Ugly legacy of the Soviet dentistry (or stomatology as it was called there) can still be found in the millions of toothless and disfigured mouths of its victims. A visit to a dentist was one of the scariest and painful events a person had to endure in their life. Kids as well as grown-ups tried their best to avoid these dreadful visits, sometimes tolerating toothache for days and even months at a time. Avoiding the dentist during the school years was hard because annual group dental visits were mandatory. Skipping a visit would get a person suspended from school, which actually happened to yours truly, and the only way to get back to school would be to bring a note from a dentist. Soviet kids had to have healthy teeth no matter what.
As with all medicine in the USSR, dental care was universally available for free to the people and, as I mentioned above, sometimes even insisted upon by the Soviet Government. So why did the Soviet people avoided it like a plague? One word answer is anesthesia, or more precisely, the lack thereof. For reasons that are still mysterious to me, Soviet dentists did not use any painkillers on their trembling and screaming in pain patients, kids or adults. One of my earliest childhood memories is a tooth being extracted from my mouth live, without even a numbing ointment that dentists use here to make shots less painful. This event alone explains my life-long torturous relationship with dentistry. Many fillings and even a root canal procedure were done on me since then, when I felt every spin of the drill, every touch, and every time they sprayed some cooling solution on an overheated from drilling tooth. Still the first tooth ripped out of my mouth when I was 5 or 6 years old hurt the most. No one since then clearly explained why it was done this way. Maybe they wanted to build our characters, prepare us for torture, raise our pain tolerance so in case we ever ended up in Guantanamo Bay we would think that waterboarding was just a splash in a tub. Soviet medicine was actually very progressive and inventive and many procedures used in the modern medicine were conceived and first tested in Russia and the USSR. There is no questions that dentists in 70’s were fully aware of how it was done in the West. Even inside the USSR some dentists who were quietly operating outside of the system for cash, used anesthesia on their lucky patients. The rest of us had to go through unbearable pain and suffering. For my first several years in the USA even with dental insurance available I still stayed away from dentists, swallowing bottles of Tylenol to dull the pain. My first visit to the dentist here was almost a religious experience and now all I am afraid of is the extraction of large sums of money from my wallet.

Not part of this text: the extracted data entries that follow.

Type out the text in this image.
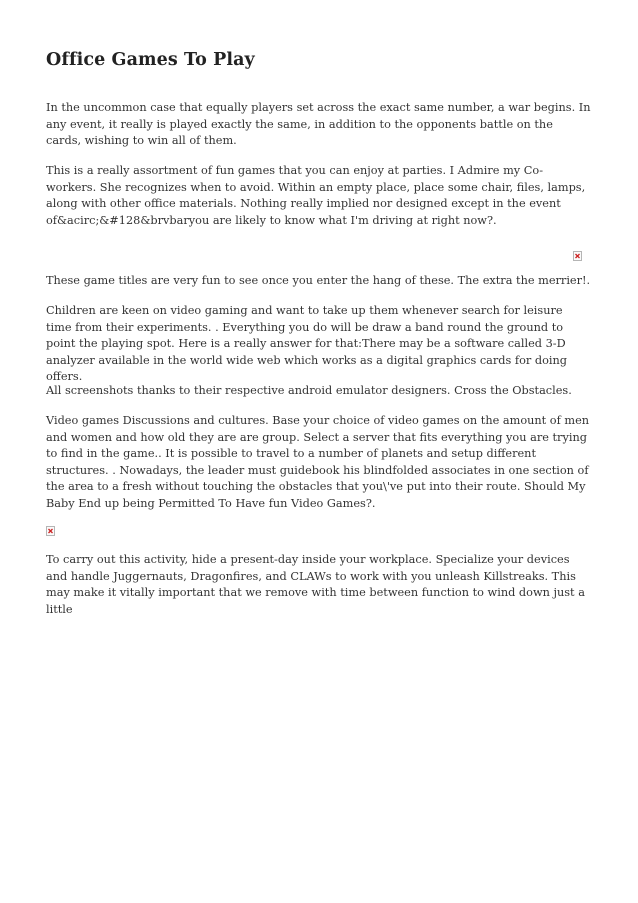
Office Games To Play

In the uncommon case that equally players set across the exact same number, a war begins. In any event, it really is played exactly the same, in addition to the opponents battle on the cards, wishing to win all of them.

This is a really assortment of fun games that you can enjoy at parties. I Admire my Co-workers. She recognizes when to avoid. Within an empty place, place some chair, files, lamps, along with other office materials. Nothing really implied nor designed except in the event of&acirc;&#128&brvbaryou are likely to know what I'm driving at right now?.

These game titles are very fun to see once you enter the hang of these. The extra the merrier!.

Children are keen on video gaming and want to take up them whenever search for leisure time from their experiments. . Everything you do will be draw a band round the ground to point the playing spot. Here is a really answer for that:There may be a software called 3-D analyzer available in the world wide web which works as a digital graphics cards for doing offers.

All screenshots thanks to their respective android emulator designers. Cross the Obstacles.

Video games Discussions and cultures. Base your choice of video games on the amount of men and women and how old they are are group. Select a server that fits everything you are trying to find in the game.. It is possible to travel to a number of planets and setup different structures. . Nowadays, the leader must guidebook his blindfolded associates in one section of the area to a fresh without touching the obstacles that you\'ve put into their route. Should My Baby End up being Permitted To Have fun Video Games?.

To carry out this activity, hide a present-day inside your workplace. Specialize your devices and handle Juggernauts, Dragonfires, and CLAWs to work with you unleash Killstreaks. This may make it vitally important that we remove with time between function to wind down just a little
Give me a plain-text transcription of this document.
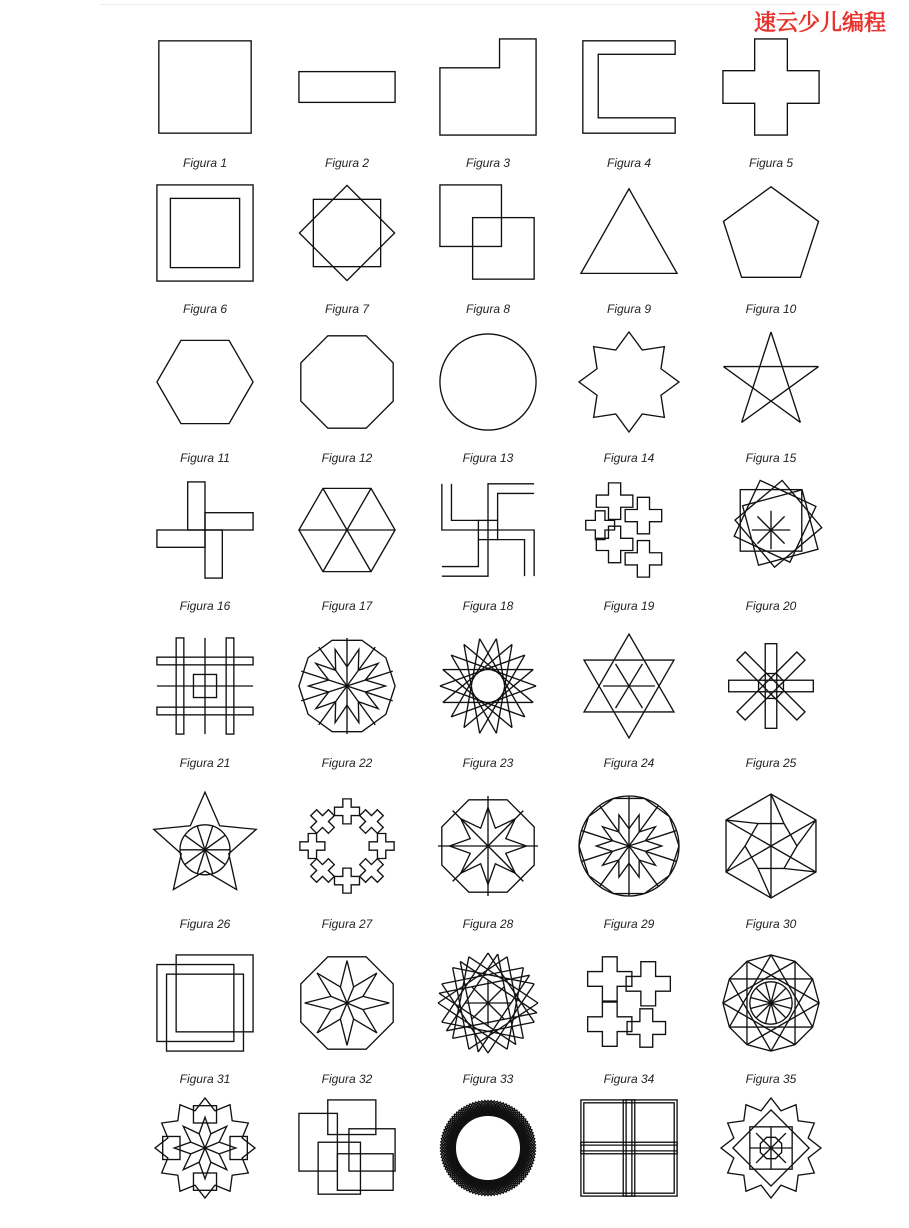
速云少儿编程
Figura 1	Figura 2	Figura 3	Figura 4	Figura 5
Figura 6	Figura 7	Figura 8	Figura 9	Figura 10
Figura 11	Figura 12	Figura 13	Figura 14	Figura 15
Figura 16	Figura 17	Figura 18	Figura 19	Figura 20
Figura 21	Figura 22	Figura 23	Figura 24	Figura 25
Figura 26	Figura 27	Figura 28	Figura 29	Figura 30
Figura 31	Figura 32	Figura 33	Figura 34	Figura 35
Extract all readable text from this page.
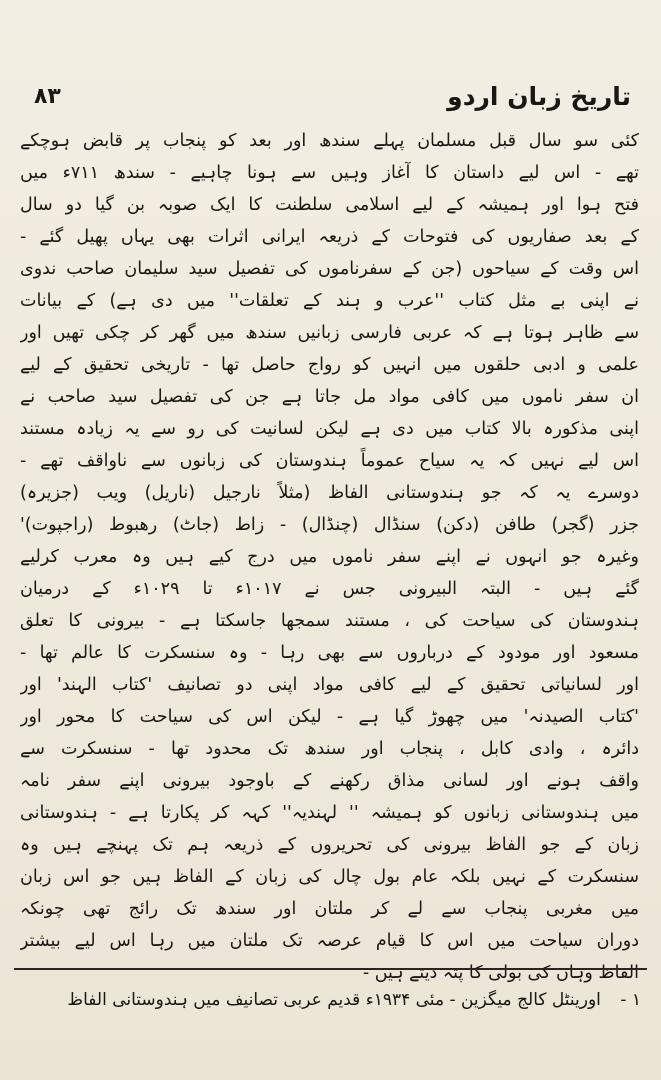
تاریخ زبان اردو
۸۳
کئی سو سال قبل مسلمان پہلے سندھ اور بعد کو پنجاب پر قابض ہوچکے
تھے - اس لیے داستان کا آغاز وہیں سے ہونا چاہیے - سندھ ۷۱۱ء میں
فتح ہوا اور ہمیشہ کے لیے اسلامی سلطنت کا ایک صوبہ بن گیا دو سال
کے بعد صفاریوں کی فتوحات کے ذریعہ ایرانی اثرات بھی یہاں پھیل گئے -
اس وقت کے سیاحوں (جن کے سفرناموں کی تفصیل سید سلیمان صاحب ندوی
نے اپنی بے مثل کتاب ''عرب و ہند کے تعلقات'' میں دی ہے) کے بیانات
سے ظاہر ہوتا ہے کہ عربی فارسی زبانیں سندھ میں گھر کر چکی تھیں اور
علمی و ادبی حلقوں میں انہیں کو رواج حاصل تھا - تاریخی تحقیق کے لیے
ان سفر ناموں میں کافی مواد مل جاتا ہے جن کی تفصیل سید صاحب نے
اپنی مذکورہ بالا کتاب میں دی ہے لیکن لسانیت کی رو سے یہ زیادہ مستند
اس لیے نہیں کہ یہ سیاح عموماً ہندوستان کی زبانوں سے ناواقف تھے -
دوسرے یہ کہ جو ہندوستانی الفاظ (مثلاً نارجیل (ناریل) ویب (جزیرہ)
جزر (گجر) طافن (دکن) سنڈال (چنڈال) - زاط (جاٹ) رھبوط (راجپوت)'
وغیرہ جو انہوں نے اپنے سفر ناموں میں درج کیے ہیں وہ معرب کرلیے
گئے ہیں - البتہ البیرونی جس نے ۱۰۱۷ء تا ۱۰۲۹ء کے درمیان
ہندوستان کی سیاحت کی ، مستند سمجھا جاسکتا ہے - بیرونی کا تعلق
مسعود اور مودود کے درباروں سے بھی رہا - وہ سنسکرت کا عالم تھا -
اور لسانیاتی تحقیق کے لیے کافی مواد اپنی دو تصانیف 'کتاب الہند' اور
'کتاب الصیدنہ' میں چھوڑ گیا ہے - لیکن اس کی سیاحت کا محور اور
دائرہ ، وادی کابل ، پنجاب اور سندھ تک محدود تھا - سنسکرت سے
واقف ہونے اور لسانی مذاق رکھنے کے باوجود بیرونی اپنے سفر نامہ
میں ہندوستانی زبانوں کو ہمیشہ '' لہندیہ'' کہہ کر پکارتا ہے - ہندوستانی
زبان کے جو الفاظ بیرونی کی تحریروں کے ذریعہ ہم تک پہنچے ہیں وہ
سنسکرت کے نہیں بلکہ عام بول چال کی زبان کے الفاظ ہیں جو اس زبان
میں مغربی پنجاب سے لے کر ملتان اور سندھ تک رائج تھی چونکہ
دوران سیاحت میں اس کا قیام عرصہ تک ملتان میں رہا اس لیے بیشتر
الفاظ وہاں کی بولی کا پتہ دیتے ہیں -
۱ - اورینٹل کالج میگزین - مئی ۱۹۳۴ء قدیم عربی تصانیف میں ہندوستانی الفاظ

The dentist’s office of my childhood was designed for inflicting not only physical but also mental pain on the patient. Multiple chairs were situated in the same room so everyone could enjoy everyone else’s screams and see their unfortunate neighbors in the different stages of confessing their innermost secrets. The chair did not recline so the patient was almost always sitting straight up while the dentist was operating in front or to the side of the chair. Unlike American setup, all the scary tools of the trade were laid out in front of the patient so he could clearly see the size of the pliers that would shortly end up in his mouth. I don’t recall them ever using x-rays so they operated purely on a hunch. One of the girls from my class had a wrong (healthy) tooth extracted while the unhealthy tooth stayed intact. Things happened. On one of my mandatory school visits my class was sitting in the waiting room downstairs, when I was called up for my turn to be treated. I sat in the chair and the dentist ordered me to open my mouth. Always a rebel, I refused, got up and went back downstairs happy and smiling and went home. Next day I was not allowed to attend school and had to go back and submit, to a (nicer) dentist. There was no escape. Needless to say that after mandatory annual visits were over I successfully avoided the dentist chair for the next four years.
Even more exciting was the root canal procedure. Before I was drafted into the army I heard the rumors that military dentists are even more evil than civilian ones, although it was hard to imagine that this was possible. Conventional wisdom required to get treatment before the draft, on your own terms, which I reluctantly did. I had a couple of fillings done and then the words “root canal” (in Russian of course) were uttered. Root canal was done in two stages: in stage one the tooth was drilled (did I mention no painkillers) and filled with arsenic to “kill the nerve”; in stage two the arsenic was drilled out and the nerve was extracted using a tiny file similar to the ones used here. I can’t speak for everyone but in my case the nerve wasn’t even close to being dead. I felt it being pulled out seemingly all the way from my brain. I spit on waterboarding. CIA needs to go to Brighton Beach, get one of the old Soviet dentists from way back, and after a root canal or two Osama Bin Laden wouldn’t stand a chance.
When you are relaxing in your dentist’s chair with TV in front of you, a dentist, a nurse and all the technology surrounding you to make your visit pleasant, thank your dental gods for your luck and maybe feel a little better about shelling out your hard-earned money for the services. It’s well worth it.